Part 3- Below the Belt
Ronald Reagan, a former President of the United States, saw UFOs
twice, once in Hollywood and again as Governor of California. Former
President Jimmy Carter saw a UFO when he was Governor of Georgia.
The Telegraph (UK) reports the recent MoD public release of UFO files.
The Telegraph (UK) also reports 14% of Americans have seen UFOs.
“More people in this country have seen UFOs than,
I think, approve of George Bush’s presidency”.
Quotation from Dennis Kucinich, Presidential Candidate (D)
UPDATE: Don’t miss “Part 6: Actual Photograph of a Possible Alien”
in which I single-handedly solve the mystery of alien life on earth. It exists!


January 22nd, 2008 at 1:29 am
After much soul searching, I realized that no matter what happened, if peaceful aliens came to say hello and ran into me, I would attempt a carjacking. And some sort of molestation (just to say I did).
Every scenario I played out in my head ended this way.

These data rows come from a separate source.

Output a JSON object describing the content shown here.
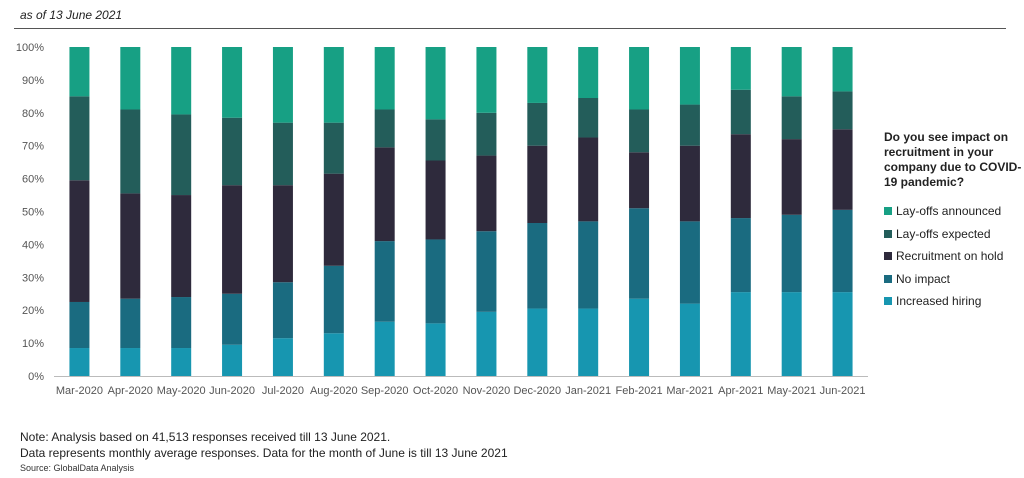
{
  "header": {
    "date_label": "as of 13 June 2021"
  },
  "chart_data": {
    "type": "bar",
    "stacked": true,
    "ylim": [
      0,
      100
    ],
    "yticks": [
      "0%",
      "10%",
      "20%",
      "30%",
      "40%",
      "50%",
      "60%",
      "70%",
      "80%",
      "90%",
      "100%"
    ],
    "categories": [
      "Mar-2020",
      "Apr-2020",
      "May-2020",
      "Jun-2020",
      "Jul-2020",
      "Aug-2020",
      "Sep-2020",
      "Oct-2020",
      "Nov-2020",
      "Dec-2020",
      "Jan-2021",
      "Feb-2021",
      "Mar-2021",
      "Apr-2021",
      "May-2021",
      "Jun-2021"
    ],
    "series": [
      {
        "name": "Increased hiring",
        "color": "#1796b0",
        "values": [
          8.5,
          8.5,
          8.5,
          9.5,
          11.5,
          13,
          16.5,
          16,
          19.5,
          20.5,
          20.5,
          23.5,
          22,
          25.5,
          25.5,
          25.5
        ]
      },
      {
        "name": "No impact",
        "color": "#1a6b80",
        "values": [
          14,
          15,
          15.5,
          15.5,
          17,
          20.5,
          24.5,
          25.5,
          24.5,
          26,
          26.5,
          27.5,
          25,
          22.5,
          23.5,
          25
        ]
      },
      {
        "name": "Recruitment on hold",
        "color": "#2e2a3c",
        "values": [
          37,
          32,
          31,
          33,
          29.5,
          28,
          28.5,
          24,
          23,
          23.5,
          25.5,
          17,
          23,
          25.5,
          23,
          24.5
        ]
      },
      {
        "name": "Lay-offs expected",
        "color": "#235d5a",
        "values": [
          25.5,
          25.5,
          24.5,
          20.5,
          19,
          15.5,
          11.5,
          12.5,
          13,
          13,
          12,
          13,
          12.5,
          13.5,
          13,
          11.5
        ]
      },
      {
        "name": "Lay-offs announced",
        "color": "#17a084",
        "values": [
          15,
          19,
          20.5,
          21.5,
          23,
          23,
          19,
          22,
          20,
          17,
          15.5,
          19,
          17.5,
          13,
          15,
          13.5
        ]
      }
    ],
    "legend": {
      "title": "Do you see impact on recruitment in your company due to COVID-19 pandemic?",
      "position": "right",
      "order": [
        "Lay-offs announced",
        "Lay-offs expected",
        "Recruitment on hold",
        "No impact",
        "Increased hiring"
      ]
    },
    "grid": false
  },
  "footer": {
    "note_line1": "Note: Analysis based on 41,513 responses received till 13 June 2021.",
    "note_line2": "Data represents monthly average responses. Data for the month of June is till 13 June 2021",
    "source": "Source: GlobalData Analysis"
  }
}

January 22nd, 2008 at 1:31 am
Addendum- Is Dani some sort of nervous type? How many people just happen to have a Tyvek suit hanging in their closet, excluding fetishists?
January 22nd, 2008 at 3:10 am
I do. Oh wait, except fetishists…
January 22nd, 2008 at 5:30 am
But it’s indeed remarkable how all this UFO thing come from the States, I don’t recall many other places where people have seen them.. Though in Brazil, during the 1990s, there was a bizarre story of an “alien monster” in some country side that attacked sheeps.. It seems like the “alien” was just a sort of wolf *lol*
January 22nd, 2008 at 7:55 am
Fack. You never disappoint.
Romeika. UFO sightings in Brazil- http://en.wikipedia.org/wiki/UFO_sightings_in_Brazil
RT. The fate of the free world in the balance, and you’d go for the grope?
January 22nd, 2008 at 8:07 am
if I ever saw a UFO, I wouldn’t tell a soul. It would just be my little secret, I think. Well, I’d tell The Pooch, of course. She’d then pick up her ball and throw it at me. It’s how we communicate.
January 22nd, 2008 at 8:21 am
Fuckin’ right I would. You’re tellin’ me you’d take the whole “Peace be with you route” when the option to club one of the little fuckers, tape ‘em up and steal his ride is an acceptable option? Sera, hunny, you disappoint. I had so much hope that under that sickly-sweet-feel-good-hippy shell of yours you’d actually turn out to be normal.
I suppose normalcy is reletive… Since I believe that every member of the human race except the very simple (you know, retards) is inherently twisted, one could say that robbing and felony sexual assault against a peaceful alien is normal.
I suppose you expect that a Human should find some kind of goodness and pragmatism in his heart when faced with such a situation. Here’s me tellin you that there’s like a 20% chance that that would actually happen. Sera, you should actually be patting me on the back for not going for the “club and profit” route. No money involved, just personal satisfaction.
January 22nd, 2008 at 10:49 am
Of course i have a suit! Who wouldn’t if they know where Sera hangs out in SL? LOL… I even have power tools and a fire extinguisher! But I’m BALD in these pics! grrrrrrr.
January 22nd, 2008 at 10:51 am
Confusing and a little delirious…maybe…;-)))
January 22nd, 2008 at 11:04 am
HA! This is really FUCKING funny, in the silence of the house I let loose an uproarious HA-HA type guffawh, that I do believe scared the Shelties. Hilarious.
January 22nd, 2008 at 9:51 pm
Ha, they need a good kick or two below the belt haha.
January 22nd, 2008 at 10:17 pm
again, you cracked me up!
January 23rd, 2008 at 1:54 am
I seen UFO’s at least twice. I dunno what to think. Crossing dimensions? From another planet? What’s clear is that they’re still a mystery and we’re still here ruling and ruining the Earth. Wish they’d come down and land on the White House already! LOLOLOL!
January 28th, 2008 at 12:08 am
The danger is always there, where you don’t expect it. I like the yellow in the drawings, contrasting with the dark tunnels.